Starting in April, up to 600,000 seniors per day will be vaccinated against Covid-19, Deputy Health Minister Hugo López-Gatell said Monday.
Appearing in person at the Health Ministry’s nightly coronavirus press briefing for the first time since recovering from his own bout with Covid-19, López-Gatell said vaccinations will accelerate because Mexico will begin receiving greater quantities of vaccines at the start of next month.
“Starting in April we’re going to have practically double the [current] weekly or monthly supply of vaccines,” the coronavirus point man said, adding that the government’s vaccination brigades will focus on inoculating people in the country’s large cities.
“We’re going to be able to include the state capitals [in the vaccination program] – cities that have one, two, three or five million people; we’re going to be able to go into them and cover a whole city in the course of eight days,” López-Gatell said, referring to universal vaccination of seniors, not the entire adult population.
The application of 600,000 doses per day would allow the inoculation of 18 million people, meaning that the government would achieve its new goal of giving at least one shot to the nation’s approximately 15 million seniors by the end of next month.
President López Obrador said Monday that all of Mexico’s seniors will receive at least one dose by the end of April, a target that has shifted several times.

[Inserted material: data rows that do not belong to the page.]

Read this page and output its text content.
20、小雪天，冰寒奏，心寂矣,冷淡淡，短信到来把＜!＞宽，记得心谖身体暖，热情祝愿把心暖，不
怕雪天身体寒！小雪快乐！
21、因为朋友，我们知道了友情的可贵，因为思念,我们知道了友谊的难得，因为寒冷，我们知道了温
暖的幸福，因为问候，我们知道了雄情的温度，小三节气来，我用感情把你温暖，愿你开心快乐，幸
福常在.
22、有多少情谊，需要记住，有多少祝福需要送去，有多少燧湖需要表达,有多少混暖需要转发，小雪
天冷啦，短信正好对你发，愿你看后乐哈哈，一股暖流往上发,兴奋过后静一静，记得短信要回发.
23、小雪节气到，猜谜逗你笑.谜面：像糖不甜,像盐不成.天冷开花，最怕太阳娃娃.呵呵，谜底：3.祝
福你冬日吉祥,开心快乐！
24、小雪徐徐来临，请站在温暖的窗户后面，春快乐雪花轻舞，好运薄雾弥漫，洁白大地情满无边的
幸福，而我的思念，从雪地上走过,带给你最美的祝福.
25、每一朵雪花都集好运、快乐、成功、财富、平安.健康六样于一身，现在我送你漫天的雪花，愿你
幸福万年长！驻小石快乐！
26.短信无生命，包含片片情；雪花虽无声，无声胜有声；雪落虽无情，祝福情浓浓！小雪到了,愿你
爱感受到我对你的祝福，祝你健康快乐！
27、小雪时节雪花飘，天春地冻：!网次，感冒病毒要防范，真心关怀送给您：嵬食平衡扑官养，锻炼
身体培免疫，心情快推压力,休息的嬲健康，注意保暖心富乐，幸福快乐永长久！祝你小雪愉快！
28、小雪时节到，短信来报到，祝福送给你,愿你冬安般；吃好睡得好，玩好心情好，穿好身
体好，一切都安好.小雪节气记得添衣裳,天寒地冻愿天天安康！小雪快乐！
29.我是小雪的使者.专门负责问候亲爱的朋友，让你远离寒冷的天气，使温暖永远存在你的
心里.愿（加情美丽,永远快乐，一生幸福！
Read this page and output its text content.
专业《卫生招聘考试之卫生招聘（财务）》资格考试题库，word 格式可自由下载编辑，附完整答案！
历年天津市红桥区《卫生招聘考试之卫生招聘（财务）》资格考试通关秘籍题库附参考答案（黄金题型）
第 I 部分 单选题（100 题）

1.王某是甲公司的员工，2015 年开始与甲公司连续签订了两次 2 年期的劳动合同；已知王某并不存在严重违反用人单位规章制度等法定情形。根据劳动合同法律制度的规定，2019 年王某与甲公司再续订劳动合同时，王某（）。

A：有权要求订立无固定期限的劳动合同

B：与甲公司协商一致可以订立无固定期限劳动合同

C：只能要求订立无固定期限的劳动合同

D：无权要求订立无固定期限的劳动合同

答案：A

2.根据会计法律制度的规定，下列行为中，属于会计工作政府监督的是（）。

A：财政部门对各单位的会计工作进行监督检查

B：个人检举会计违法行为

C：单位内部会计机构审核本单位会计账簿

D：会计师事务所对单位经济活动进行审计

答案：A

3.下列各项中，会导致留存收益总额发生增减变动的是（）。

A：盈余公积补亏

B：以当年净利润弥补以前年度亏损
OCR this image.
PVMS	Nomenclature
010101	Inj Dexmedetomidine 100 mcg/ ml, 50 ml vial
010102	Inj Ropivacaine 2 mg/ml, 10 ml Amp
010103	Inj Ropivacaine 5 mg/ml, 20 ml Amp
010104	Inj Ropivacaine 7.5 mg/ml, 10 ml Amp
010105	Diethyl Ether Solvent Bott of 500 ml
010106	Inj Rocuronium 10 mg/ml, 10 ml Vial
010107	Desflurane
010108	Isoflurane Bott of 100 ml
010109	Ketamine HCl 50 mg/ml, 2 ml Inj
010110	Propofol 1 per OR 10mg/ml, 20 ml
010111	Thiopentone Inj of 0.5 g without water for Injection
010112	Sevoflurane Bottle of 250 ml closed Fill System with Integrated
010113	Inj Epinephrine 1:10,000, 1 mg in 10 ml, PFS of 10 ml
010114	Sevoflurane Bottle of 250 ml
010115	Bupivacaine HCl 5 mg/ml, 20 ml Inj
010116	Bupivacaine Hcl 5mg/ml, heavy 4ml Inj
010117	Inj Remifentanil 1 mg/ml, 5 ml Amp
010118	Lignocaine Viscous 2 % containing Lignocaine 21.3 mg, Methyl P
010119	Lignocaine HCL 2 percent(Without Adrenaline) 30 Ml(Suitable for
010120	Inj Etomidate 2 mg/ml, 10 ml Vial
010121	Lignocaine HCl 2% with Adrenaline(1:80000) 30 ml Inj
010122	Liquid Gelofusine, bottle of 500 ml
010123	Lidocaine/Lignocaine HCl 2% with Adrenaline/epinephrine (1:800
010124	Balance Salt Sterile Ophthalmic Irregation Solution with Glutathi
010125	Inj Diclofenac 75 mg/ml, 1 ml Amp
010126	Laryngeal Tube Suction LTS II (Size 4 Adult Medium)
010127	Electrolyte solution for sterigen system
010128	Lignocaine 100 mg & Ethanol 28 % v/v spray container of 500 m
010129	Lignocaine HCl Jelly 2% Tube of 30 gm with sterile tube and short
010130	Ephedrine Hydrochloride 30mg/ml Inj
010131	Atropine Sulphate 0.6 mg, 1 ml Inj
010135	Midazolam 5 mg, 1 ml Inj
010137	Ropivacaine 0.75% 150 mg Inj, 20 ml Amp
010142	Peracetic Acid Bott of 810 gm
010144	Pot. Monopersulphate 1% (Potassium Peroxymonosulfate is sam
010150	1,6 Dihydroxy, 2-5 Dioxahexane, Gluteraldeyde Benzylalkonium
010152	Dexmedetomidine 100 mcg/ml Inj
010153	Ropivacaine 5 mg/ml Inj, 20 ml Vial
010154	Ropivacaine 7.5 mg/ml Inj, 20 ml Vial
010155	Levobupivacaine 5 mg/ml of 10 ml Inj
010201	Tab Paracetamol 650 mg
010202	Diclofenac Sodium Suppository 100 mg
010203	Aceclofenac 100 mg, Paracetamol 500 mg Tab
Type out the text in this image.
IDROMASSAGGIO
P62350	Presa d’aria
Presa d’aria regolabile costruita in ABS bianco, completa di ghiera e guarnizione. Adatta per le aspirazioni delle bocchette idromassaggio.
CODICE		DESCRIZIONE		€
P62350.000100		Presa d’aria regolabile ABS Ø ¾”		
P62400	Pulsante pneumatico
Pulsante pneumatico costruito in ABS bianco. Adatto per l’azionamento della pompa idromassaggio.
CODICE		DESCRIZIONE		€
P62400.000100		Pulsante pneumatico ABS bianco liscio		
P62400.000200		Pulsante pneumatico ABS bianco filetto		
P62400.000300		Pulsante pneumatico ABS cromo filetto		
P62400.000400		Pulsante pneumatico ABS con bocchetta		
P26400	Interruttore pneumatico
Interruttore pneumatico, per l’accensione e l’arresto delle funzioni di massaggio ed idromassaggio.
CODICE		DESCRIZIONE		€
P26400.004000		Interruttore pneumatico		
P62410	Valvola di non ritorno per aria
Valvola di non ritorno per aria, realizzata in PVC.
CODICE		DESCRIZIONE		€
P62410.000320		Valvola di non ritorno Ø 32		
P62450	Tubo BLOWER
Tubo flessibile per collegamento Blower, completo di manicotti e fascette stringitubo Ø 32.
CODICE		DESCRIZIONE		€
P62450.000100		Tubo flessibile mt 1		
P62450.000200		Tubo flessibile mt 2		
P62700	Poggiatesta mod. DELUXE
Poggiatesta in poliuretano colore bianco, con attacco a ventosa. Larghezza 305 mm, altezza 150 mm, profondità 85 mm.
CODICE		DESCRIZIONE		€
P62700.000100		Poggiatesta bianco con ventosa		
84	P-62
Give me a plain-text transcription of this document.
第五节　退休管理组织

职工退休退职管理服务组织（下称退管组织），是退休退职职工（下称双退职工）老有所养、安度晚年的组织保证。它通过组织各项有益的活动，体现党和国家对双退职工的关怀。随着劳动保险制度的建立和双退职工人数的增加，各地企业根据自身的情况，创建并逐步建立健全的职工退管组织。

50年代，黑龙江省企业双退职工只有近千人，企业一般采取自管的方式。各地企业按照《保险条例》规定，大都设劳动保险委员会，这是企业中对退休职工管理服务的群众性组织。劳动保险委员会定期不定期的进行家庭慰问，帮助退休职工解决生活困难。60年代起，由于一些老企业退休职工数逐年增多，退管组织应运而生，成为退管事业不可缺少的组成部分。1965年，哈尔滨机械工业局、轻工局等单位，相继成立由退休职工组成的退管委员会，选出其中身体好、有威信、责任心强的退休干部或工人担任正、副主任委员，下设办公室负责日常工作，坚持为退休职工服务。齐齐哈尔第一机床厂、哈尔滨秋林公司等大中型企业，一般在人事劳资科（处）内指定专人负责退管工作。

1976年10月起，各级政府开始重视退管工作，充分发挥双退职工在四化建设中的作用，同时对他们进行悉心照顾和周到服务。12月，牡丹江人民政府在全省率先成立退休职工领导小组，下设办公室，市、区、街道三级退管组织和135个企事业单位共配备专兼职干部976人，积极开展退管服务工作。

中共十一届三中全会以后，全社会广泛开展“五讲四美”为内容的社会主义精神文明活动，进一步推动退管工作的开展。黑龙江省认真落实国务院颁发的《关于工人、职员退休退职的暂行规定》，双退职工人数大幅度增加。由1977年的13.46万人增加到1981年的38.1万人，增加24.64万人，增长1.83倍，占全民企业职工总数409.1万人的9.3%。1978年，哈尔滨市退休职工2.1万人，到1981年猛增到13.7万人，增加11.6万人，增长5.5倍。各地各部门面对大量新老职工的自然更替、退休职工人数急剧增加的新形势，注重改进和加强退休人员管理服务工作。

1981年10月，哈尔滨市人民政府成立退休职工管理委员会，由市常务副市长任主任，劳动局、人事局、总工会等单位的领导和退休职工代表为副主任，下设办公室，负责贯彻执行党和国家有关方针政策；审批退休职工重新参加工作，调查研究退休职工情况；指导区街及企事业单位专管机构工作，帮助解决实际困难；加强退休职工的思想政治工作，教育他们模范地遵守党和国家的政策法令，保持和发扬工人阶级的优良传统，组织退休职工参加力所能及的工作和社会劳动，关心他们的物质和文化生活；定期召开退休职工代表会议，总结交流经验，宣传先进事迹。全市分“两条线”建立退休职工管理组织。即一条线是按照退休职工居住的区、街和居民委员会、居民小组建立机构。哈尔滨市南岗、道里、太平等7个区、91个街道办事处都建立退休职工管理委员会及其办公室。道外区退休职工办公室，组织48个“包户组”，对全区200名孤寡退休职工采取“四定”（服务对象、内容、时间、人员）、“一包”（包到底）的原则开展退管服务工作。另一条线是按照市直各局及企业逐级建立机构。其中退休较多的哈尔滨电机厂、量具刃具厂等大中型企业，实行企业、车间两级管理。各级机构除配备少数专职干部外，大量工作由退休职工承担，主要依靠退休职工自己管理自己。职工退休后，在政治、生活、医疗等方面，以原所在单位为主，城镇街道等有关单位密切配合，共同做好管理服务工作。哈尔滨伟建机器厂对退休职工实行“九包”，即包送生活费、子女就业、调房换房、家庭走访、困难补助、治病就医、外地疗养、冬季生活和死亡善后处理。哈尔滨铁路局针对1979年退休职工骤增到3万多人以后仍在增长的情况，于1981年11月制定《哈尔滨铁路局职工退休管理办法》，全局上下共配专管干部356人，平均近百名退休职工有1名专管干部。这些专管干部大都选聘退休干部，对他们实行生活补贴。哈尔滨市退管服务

The initial promise was that seniors over 60 would be fully vaccinated by the end of March.
The new goal is still ambitious considering that only 2.95 million seniors have so far received a dose, according to Health Ministry data presented Monday night. To inoculate 15 million by April 30, an average of about 260,000 doses will have to be administered each and every day until the end of next month. It appears that the lion’s share of the work will occur next month.
Only 52,228 doses were administered on Monday, according to preliminary Health Ministry data, lifting the total number of shots given to just over 4.4 million.
In addition to the 2.9 million seniors, about 829,000 health workers have been inoculated, including more than 590,000 who have received two vaccine doses, and over 17,000 teachers are fully vaccinated. Mexico has now received almost 7.2 million doses after a shipment of 667,875 Pfizer shots arrived in Mexico City Tuesday morning.
Foreign Minister Marcelo Ebrard said Tuesday that the United States will provide information on Friday about sending AstraZeneca vaccines – of which the U.S. has stocks but is not using it to inoculate citizens – to Mexico.
“We’re going to have a response on Friday and we’ll provide details that day,” Ebrard said, adding that “good progress” has been made in discussions with the U.S.
He didn’t reveal how many AstraZeneca shots Mexico might receive or how much it would pay for them, but the government has asked for as many as possible. López Obrador said Sunday that he was confident that the U.S. would supply Covid-19 vaccines to Mexico as China, Russia and India have already done.
Unlike the U.S., Mexico has approved the use of the AstraZeneca vaccine and López-Gatell said last week that it would continue to be used here despite several European countries temporarily suspending its use while the development of blood clots among a small number of recipients is investigated.
He predicted Monday that the World Health Organization (WHO) would soon issue a report ruling out links between the vaccine and thrombosis.
WHO director general Tedros Adhanom Ghebreyesus said Monday that the thrombosis cases are not necessarily linked to vaccination, but it’s routine practice to investigate them.
“So far it doesn’t look like there are more cases than would be expected for the period in the general population,” said WHO assistant director general Mariângela Batista Galvão Simão.
Mexico has so far only received one shipment of 870,000 AstraZeneca shots that were manufactured by the Serum Institute of India. It will receive another shipment of more than 1 million doses from India and also has an agreement to purchase more than 40 million shots that will be manufactured in Argentina and bottled here.
The Pfizer, Sinovac and Sputnik V shots have also been used in Mexico while China’s single-jab CanSino vaccine has been approved by the federal health regulator but has not yet been administered.
Meanwhile, Mexico’s accumulated case tally rose by just 1,439 on Monday to just under 2.17 million. It was the lowest single-day case tally since May 11 last year when 1,305 cases were reported.
The official Covid-19 death toll increased to 194,944 with 234 additional fatalities. It was just the third time this year that the daily reported death toll was below 300 after 220 fatalities were registered on Sunday and 247 were added the same day a week earlier.